Finnwatch asked Vallila whether it would continue purchases from R.K. Exports even if workers’ pay rises led to an increase in prices too. In response, Vallila said that the company is committed to continue to work with R.K. Exports towards common goals and requires R.K. Exports to implement the requirements of SA8000 certification. According to Vallila, it will continue its cooperation with R.K. Exports as long as the supplier meets SA8000 criteria for labour rights, working conditions and effective management system, that are valid at any given time, and Vallila’s requirements on, for example, quality and delivery.
How to make companies that undermine minimum wage legislation pay their workers a living wage, however, remains an open question. For example, R.K. Exports has repeatedly told Finnwatch that it is committed to paying its workers only the future home textile industry minimum wages, not a living wage.

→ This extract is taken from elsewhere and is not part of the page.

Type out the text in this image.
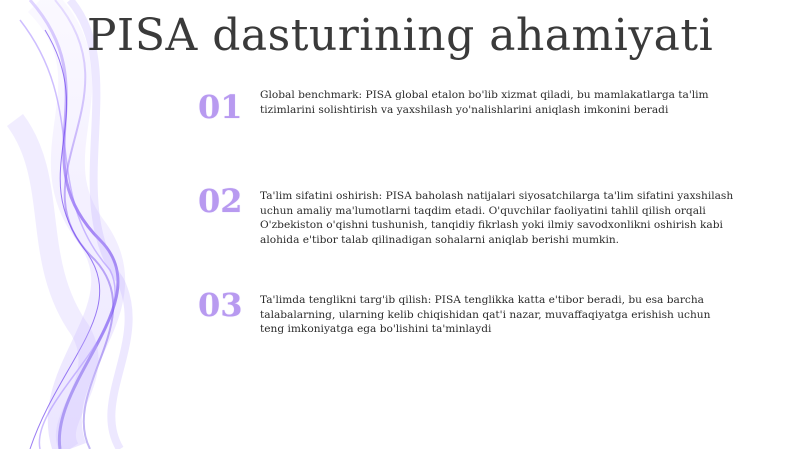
PISA dasturining ahamiyati
01 Global benchmark: PISA global etalon bo'lib xizmat qiladi, bu mamlakatlarga ta'lim tizimlarini solishtirish va yaxshilash yo'nalishlarini aniqlash imkonini beradi
02 Ta'lim sifatini oshirish: PISA baholash natijalari siyosatchilarga ta'lim sifatini yaxshilash uchun amaliy ma'lumotlarni taqdim etadi. O'quvchilar faoliyatini tahlil qilish orqali O'zbekiston o'qishni tushunish, tanqidiy fikrlash yoki ilmiy savodxonlikni oshirish kabi alohida e'tibor talab qilinadigan sohalarni aniqlab berishi mumkin.
03 Ta'limda tenglikni targ'ib qilish: PISA tenglikka katta e'tibor beradi, bu esa barcha talabalarning, ularning kelib chiqishidan qat'i nazar, muvaffaqiyatga erishish uchun teng imkoniyatga ega bo'lishini ta'minlaydi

The minimum wage for the textile industry in Tamil Nadu in 2018 was only about 56–60% of the living wage. According to SAI, it is currently developing ways to apply the living wage benchmark which was calculated for Tiruppur city (located less than 100 kilometers from Karur) to the rest of Tamil Nadu. In addition, the guidance on SA8000 audits will be updated in the future so that the assessment of a living wage during audits will be based on the ambitious and widely recognised Anker methodology. For the time being, certification bodies conducting SA8000 audits may use other methods to assess living wage levels. Finnwatch has already identified these mixed methods as problematic in the past.
Thousands of employees will now receive higher statutory minimum wages they are entitled to and the SA8000 certification scheme will better implement in practice the promises it has made in its certification criteria. All's well that ends well?

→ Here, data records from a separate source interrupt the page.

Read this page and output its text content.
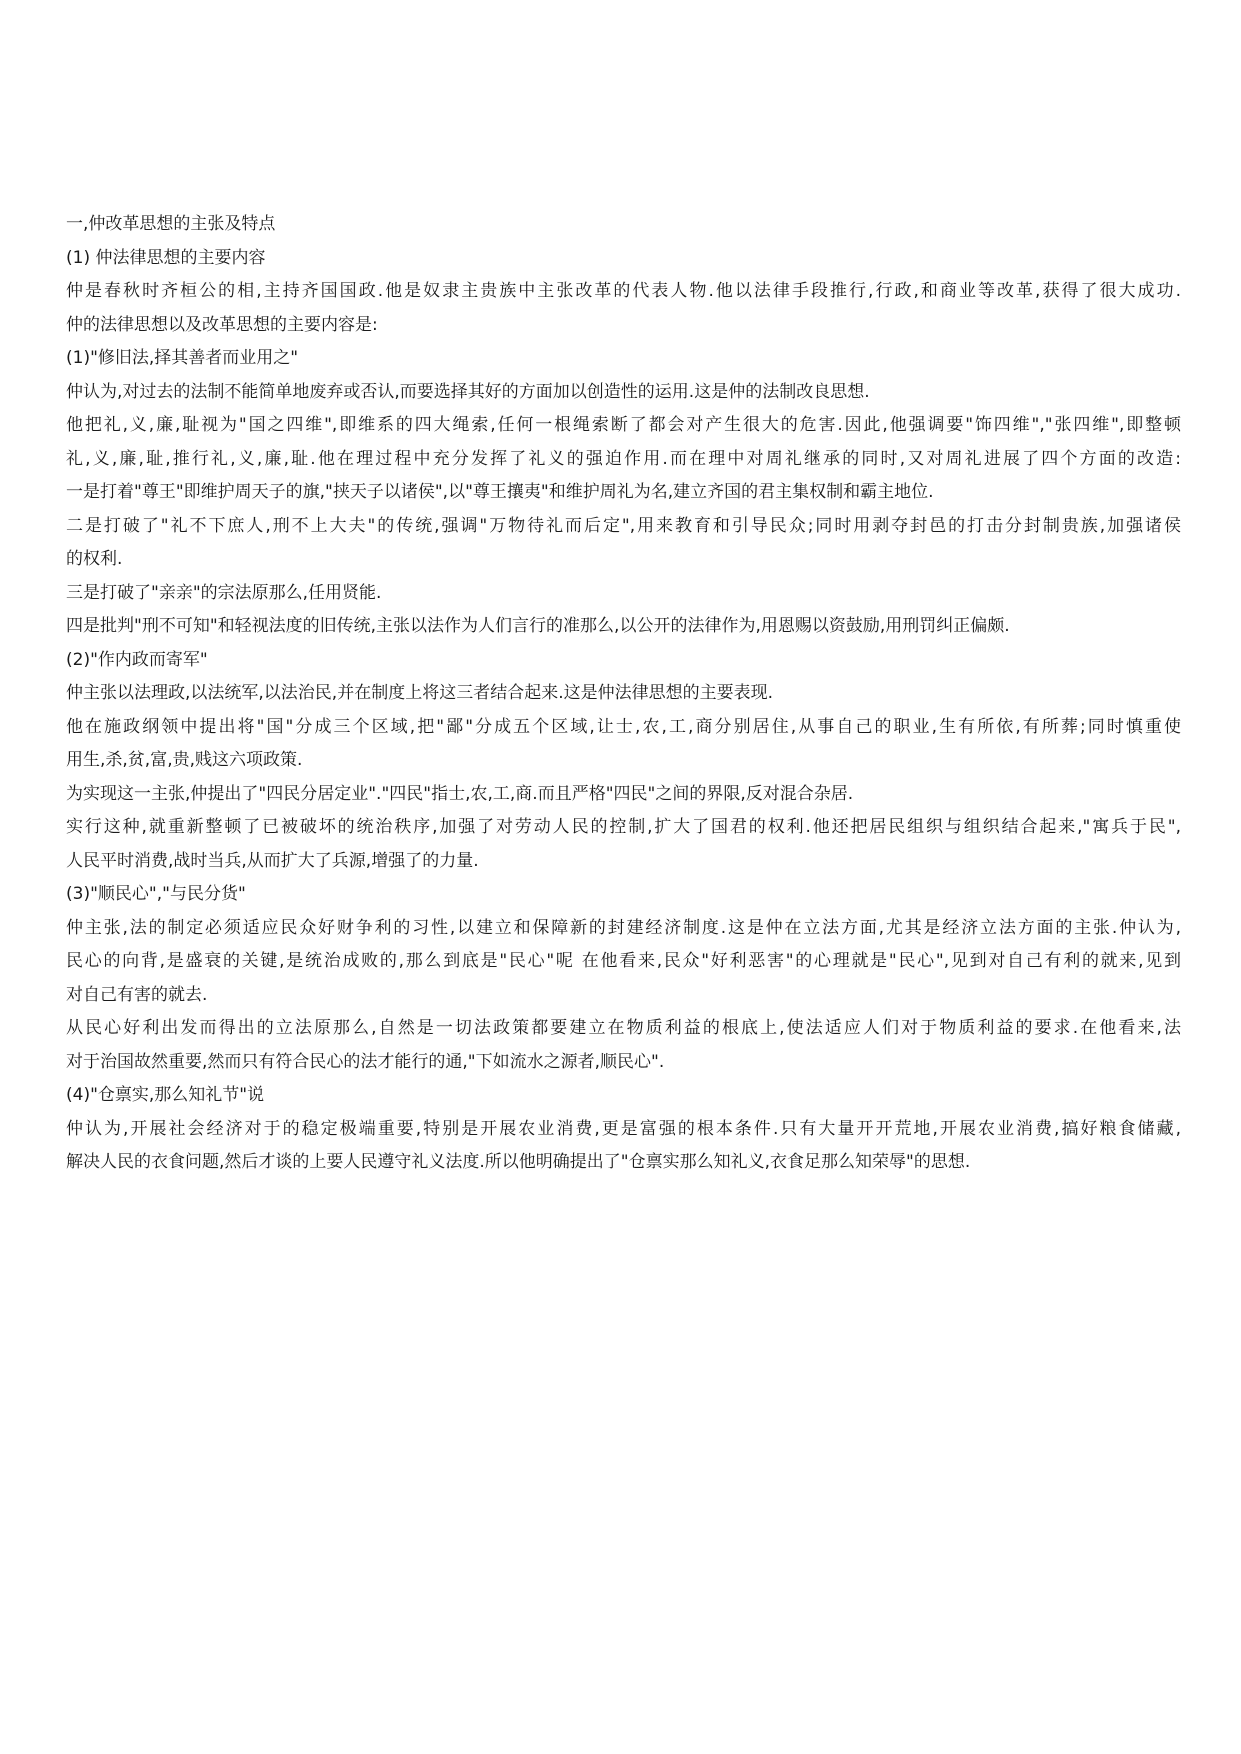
一,仲改革思想的主张及特点
(1) 仲法律思想的主要内容
仲是春秋时齐桓公的相,主持齐国国政.他是奴隶主贵族中主张改革的代表人物.他以法律手段推行,行政,和商业等改革,获得了很大成功.
仲的法律思想以及改革思想的主要内容是:
(1)"修旧法,择其善者而业用之"
仲认为,对过去的法制不能简单地废弃或否认,而要选择其好的方面加以创造性的运用.这是仲的法制改良思想.
他把礼,义,廉,耻视为"国之四维",即维系的四大绳索,任何一根绳索断了都会对产生很大的危害.因此,他强调要"饰四维","张四维",即整顿
礼,义,廉,耻,推行礼,义,廉,耻.他在理过程中充分发挥了礼义的强迫作用.而在理中对周礼继承的同时,又对周礼进展了四个方面的改造:
一是打着"尊王"即维护周天子的旗,"挟天子以诸侯",以"尊王攘夷"和维护周礼为名,建立齐国的君主集权制和霸主地位.
二是打破了"礼不下庶人,刑不上大夫"的传统,强调"万物待礼而后定",用来教育和引导民众;同时用剥夺封邑的打击分封制贵族,加强诸侯
的权利.
三是打破了"亲亲"的宗法原那么,任用贤能.
四是批判"刑不可知"和轻视法度的旧传统,主张以法作为人们言行的准那么,以公开的法律作为,用恩赐以资鼓励,用刑罚纠正偏颇.
(2)"作内政而寄军"
仲主张以法理政,以法统军,以法治民,并在制度上将这三者结合起来.这是仲法律思想的主要表现.
他在施政纲领中提出将"国"分成三个区域,把"鄙"分成五个区域,让士,农,工,商分别居住,从事自己的职业,生有所依,有所葬;同时慎重使
用生,杀,贫,富,贵,贱这六项政策.
为实现这一主张,仲提出了"四民分居定业"."四民"指士,农,工,商.而且严格"四民"之间的界限,反对混合杂居.
实行这种,就重新整顿了已被破坏的统治秩序,加强了对劳动人民的控制,扩大了国君的权利.他还把居民组织与组织结合起来,"寓兵于民",
人民平时消费,战时当兵,从而扩大了兵源,增强了的力量.
(3)"顺民心","与民分货"
仲主张,法的制定必须适应民众好财争利的习性,以建立和保障新的封建经济制度.这是仲在立法方面,尤其是经济立法方面的主张.仲认为,
民心的向背,是盛衰的关键,是统治成败的,那么到底是"民心"呢 在他看来,民众"好利恶害"的心理就是"民心",见到对自己有利的就来,见到
对自己有害的就去.
从民心好利出发而得出的立法原那么,自然是一切法政策都要建立在物质利益的根底上,使法适应人们对于物质利益的要求.在他看来,法
对于治国故然重要,然而只有符合民心的法才能行的通,"下如流水之源者,顺民心".
(4)"仓禀实,那么知礼节"说
仲认为,开展社会经济对于的稳定极端重要,特别是开展农业消费,更是富强的根本条件.只有大量开开荒地,开展农业消费,搞好粮食储藏,
解决人民的衣食问题,然后才谈的上要人民遵守礼义法度.所以他明确提出了"仓禀实那么知礼义,衣食足那么知荣辱"的思想.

Here at Finnwatch, we cannot help but think about the extent of malpractice and problems associated with the current voluntary corporate responsibility and the related certification business. We have repeatedly reported problems with the quality of audits and the scope of criteria under various certification schemes. The current system is clearly not working and there is a need for more actors to clean up their act, too.
As a solution, we have proposed regulatory oversight of responsibility certification schemes and campaigned for a mandatory human rights due diligence law. As long as abuses do not lead to sanctions and accountability, they will continue.